B A H A R
3 Mart 2010
Çarşamba
Vilisri, AvaryaSonunda ısınabileceğini bildiğinde üşümek güzeldi. Bundan dolayı Bahar, Buğra'nın elini tutarak kumsalda yürürken denizden esip gelen ve incecik tişörtünü yelken gibi şişiren rüzgâra aldırış etmiyordu. Tenhalaştıran soğuk havaları, kendisiyle ya da sevdikleriyle baş başa olmanın sükunetine erişebildiğinden dolayı seviyordu. Hiçbir şey düşünmeden ve yalnızca hissederek yürüyordu.
Vilisri'nin böyle bir etkisi vardı. İnsanı düşünceler ve hesapla hareket eden matematiksel bir canlı olmaktan çıkarıp duygularının rüzgârına kapılan, soyut imgeler birliğine dönüştürüyordu. Değilse henüz iki sene önceki en sıcak mevsimde Bahar'ın denizin içinde bağıra çağıra Murat Sındırlı'dan hesap sorması pek akıl alır değildi.
Denizde yüzerken fazla açılmış ve özel bir koyda tesadüfen Murat ve Sema'yı görmüştü. Gözlerinin onu yanıltmadığından emin olmak için kulaç atmayı bırakıp kurbağalama yüzmeye geçmiş ve yaşlı çifti kesin olarak tanıdığında kafasını suya gömüp ayaklarını hızla çırpmaya başlamıştı. Kıyıya yaklaştığında adamın önüne birden çıkmış, omuzlarından tutarak dengeye gelmiş ve avazı çıktığı kadar "Neden beni öldürmüyorsun?" diye bağırmıştı.
"N'oluyor be?" diye bağırarak cevap vermişti, bir metre öteden Sema. "Kimsin sen manyak?"
"Hop! Kimsin ve derdin ne? Çözeriz." diyen Murat daha sakindi.
"Kim miyim?" demişti kız, nefes nefese. "Tanımıyorsun, öyle mi? Üç yıl önce zehirlettiğin Bahar Larende'yi tanımıyorsun."

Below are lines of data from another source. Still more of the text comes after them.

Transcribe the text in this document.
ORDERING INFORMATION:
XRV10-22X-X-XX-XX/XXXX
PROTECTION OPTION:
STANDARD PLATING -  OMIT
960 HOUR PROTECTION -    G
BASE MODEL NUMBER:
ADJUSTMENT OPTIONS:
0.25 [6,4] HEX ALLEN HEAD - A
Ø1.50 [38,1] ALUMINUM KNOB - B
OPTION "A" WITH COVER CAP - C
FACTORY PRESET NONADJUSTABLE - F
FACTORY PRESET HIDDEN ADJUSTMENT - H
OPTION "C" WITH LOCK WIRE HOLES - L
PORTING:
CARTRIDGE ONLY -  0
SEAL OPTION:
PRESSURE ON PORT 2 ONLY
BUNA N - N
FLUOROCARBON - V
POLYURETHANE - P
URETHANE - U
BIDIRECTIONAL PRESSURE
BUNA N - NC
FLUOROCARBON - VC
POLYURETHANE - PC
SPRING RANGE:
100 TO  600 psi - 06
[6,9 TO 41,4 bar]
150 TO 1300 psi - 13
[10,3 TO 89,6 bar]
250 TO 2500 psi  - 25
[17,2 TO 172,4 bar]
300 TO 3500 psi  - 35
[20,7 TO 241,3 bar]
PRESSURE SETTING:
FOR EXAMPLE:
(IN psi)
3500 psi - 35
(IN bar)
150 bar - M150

"Defol!" diye bağıran eşini susturmak da devrik lidere düşmüştü. Ardından kıza "Burnuna deniz suyu mu kaçtı senin?" demişti ve civardaki dağları göstermişti. "Ne güzel mis gibi yeşillik, mavilik, doğa... Tadını çıkar. Kaç sene oldu? Üç mü?"

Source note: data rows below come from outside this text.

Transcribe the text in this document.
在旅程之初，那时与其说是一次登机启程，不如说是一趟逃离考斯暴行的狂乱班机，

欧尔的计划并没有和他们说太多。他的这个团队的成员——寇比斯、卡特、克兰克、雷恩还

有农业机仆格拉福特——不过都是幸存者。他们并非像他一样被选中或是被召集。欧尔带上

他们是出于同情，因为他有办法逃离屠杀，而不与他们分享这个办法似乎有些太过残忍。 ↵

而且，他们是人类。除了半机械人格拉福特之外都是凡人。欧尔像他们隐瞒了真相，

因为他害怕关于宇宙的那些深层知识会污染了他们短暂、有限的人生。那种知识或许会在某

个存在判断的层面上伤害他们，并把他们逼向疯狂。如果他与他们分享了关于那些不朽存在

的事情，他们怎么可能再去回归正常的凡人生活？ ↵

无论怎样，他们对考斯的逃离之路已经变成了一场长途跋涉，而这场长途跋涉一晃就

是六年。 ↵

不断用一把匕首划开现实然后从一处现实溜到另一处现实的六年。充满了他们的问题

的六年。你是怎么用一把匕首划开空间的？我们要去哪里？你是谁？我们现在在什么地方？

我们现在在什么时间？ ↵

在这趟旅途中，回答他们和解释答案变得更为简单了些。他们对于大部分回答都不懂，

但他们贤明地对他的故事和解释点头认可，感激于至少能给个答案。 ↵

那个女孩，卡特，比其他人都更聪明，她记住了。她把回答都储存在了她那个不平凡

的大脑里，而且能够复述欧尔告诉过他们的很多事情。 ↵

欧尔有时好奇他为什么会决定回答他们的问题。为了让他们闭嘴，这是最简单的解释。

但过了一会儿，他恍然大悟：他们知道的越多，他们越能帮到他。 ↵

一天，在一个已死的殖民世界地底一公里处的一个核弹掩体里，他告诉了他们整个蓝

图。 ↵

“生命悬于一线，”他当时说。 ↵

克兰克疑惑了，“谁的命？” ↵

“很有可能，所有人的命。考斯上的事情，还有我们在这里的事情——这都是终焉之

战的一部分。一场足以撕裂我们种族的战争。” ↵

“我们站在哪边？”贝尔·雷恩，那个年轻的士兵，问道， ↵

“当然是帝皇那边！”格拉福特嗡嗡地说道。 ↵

"Ne fark eder? Beni öldürmek istemiyor muydun? Karşındayım işte."
"Sahil güvenlik!" diye sesleniyordu Sema.
"Bugün seni hiç öldüresim yok. Yüzmek istiyorum," dedi adam, fıkra anlatır gibi. "Tatsızlıklar yaşanmış olabilir, geçti. Şu an yüzelim. Denizin keyfine varalım, bilirsin, yaz geçicidir."
Bedenini denize bırakmış ve kulaç atmaya başlamıştı. Bahar da peşinden gitti.
"Kaçmasana," deyip ağzına dolan suyu tükürdü. "Yaz geçici, ha? Ablamdan... Ne istedin? Sen mi kaçırdın onu?"
"Ağustos'tayız ya hani. Benim seninle hiçbir derdim yok." demişti Murat.
Derken güvenlik yetişti. Bahar'ı denizden çıkarıp koydan uzaklaştırdılar.
Bugün sahilde yürürken o günden pişmanlık duymuyor fakat polise şikâyet edilmediği için kendisini şanslı hissediyordu. Ne olursa olsun, ablası için bir şeyler yapmıştı. Dağılan ailesinde bir şeyler yapan tek kişi olduğunu düşünüyordu. Ara sıra televizyonlara çıkmak dışında bir şey yapmayan babasına, Yaz için çok üzüldüğünü söylemekle yetinen annesine ve bu iki fiili dahi işlemeyerek hayatlarına devam eden Alkanlara kor ateş gibi kızgındı. Bahar'a kalsa emniyet alarma geçmeli, Sındırlı ailesinin fertleri çapraz sorguya alınmalı ve dava çözülmeliydi.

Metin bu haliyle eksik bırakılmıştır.